Good thing that with this recipe, the rising part is not necessary. I mean, I’m sure these bars would be quite amazing with a fluffy, typically yeasty base, but I wouldn’t know. But I can certainly attest to the fact that these bars were nothing short of amazing with a flat, stubborn yeast base. The base of these bars is just the foundation to the amazing, cheesecake textured, star on top. Kind of like a nut-less pecan pie filling on spread on top of barely sweet bread. Think s’mores without the chocolate. Lemon bars without the lemon. Buttery, sweet and gooey.
The city with the reigning World Series champs (which I willed them to win – but I’ll tell you about that later) has another star! This winner doesn’t need any help from me, though. It doesn’t even need working yeast! Pretty dependable deliciousness, if you ask me.
St. Louis Gooey Butter Cakes (recipe from NY Times)
For the base:
3 tablespoons milk, room temperature
1 3/4 teaspoons (1 packet) active dry yeast
6 tablespoons butter, room temperature
3 tablespoons sugar
1 teaspoon kosher salt
1 large egg
1 3/4 cups all-purpose flour
For the topping:
3 tablespoons plus 1 teaspoon light corn syrup
2 1/2 teaspoons vanilla extract
1 1/2 sticks butter, room temperature
1 1/2 cups sugar
1/2 teaspoon kosher salt
1 large egg
1 cup plus 3 tablespoons all-purpose flour
Powdered sugar, for sprinkling
1. In a small bowl, mix milk with 2 tablespoons warm water. Add yeast and whisk until yeast dissolves (you know, it may not). Mixture should foam slightly (still will be okay if it doesn’t).

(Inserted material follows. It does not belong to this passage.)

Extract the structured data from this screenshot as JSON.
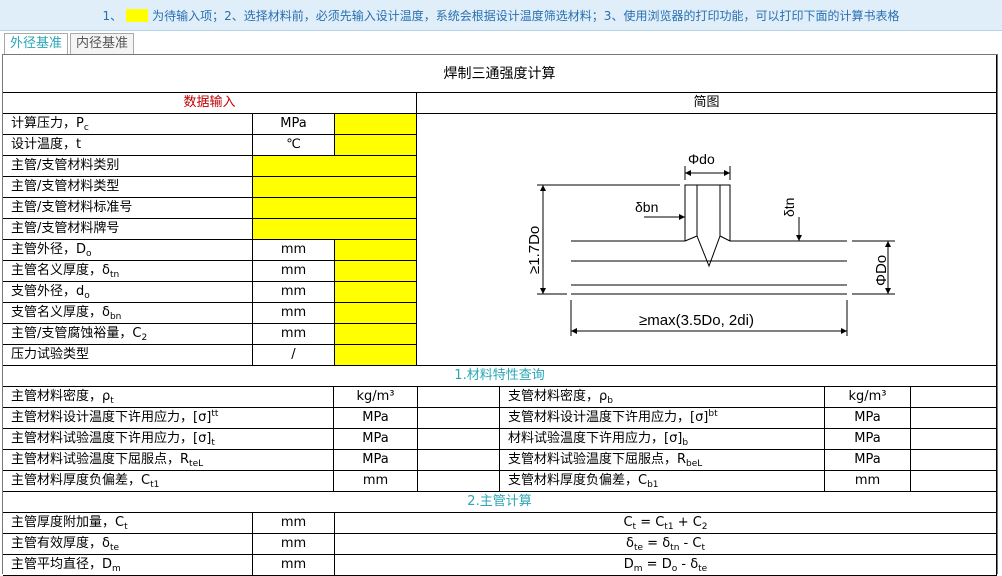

2. Using an electric mixer with paddle attachment, cream butter, sugar and salt. Beat in the egg. Alternately add flour and the milk mixture, beginning and ending with the flour mixture, scraping down sides of bowl between each addition. Switch to the dough attachment, and knead dough on medium speed until it forms a smooth mass and pulls away from sides of bowl, 7 to 10 minutes.
3. Press dough into an ungreased 9-by 13-inch baking dish at least 2 inches deep. Cover dish with plastic wrap or clean tea towel, put in a warm place, and allow to rise until doubled, 2 1/2 to 3 hours.
4. Preheat the oven to 350 degrees. In a small bowl, mix corn syrup with 2 tablespoons water and the vanilla. Beat the butter, sugar and salt until light and fluffy, 5 to 7 minutes. Scrape down sides of bowl and beat in the egg. Alternately add flour and corn syrup mixture, beginning and ending with the flour mixture, scraping down sides of bowl between each addition.
5. Spoon topping in large dollops over risen cake and use a spatula to gently spread it in an even layer. Bake for 30-35 minutes. The cake will have a golden brown top, but will still be loose in the center. Allow to cool in pan before sprinkling with confectioners’ sugar for serving.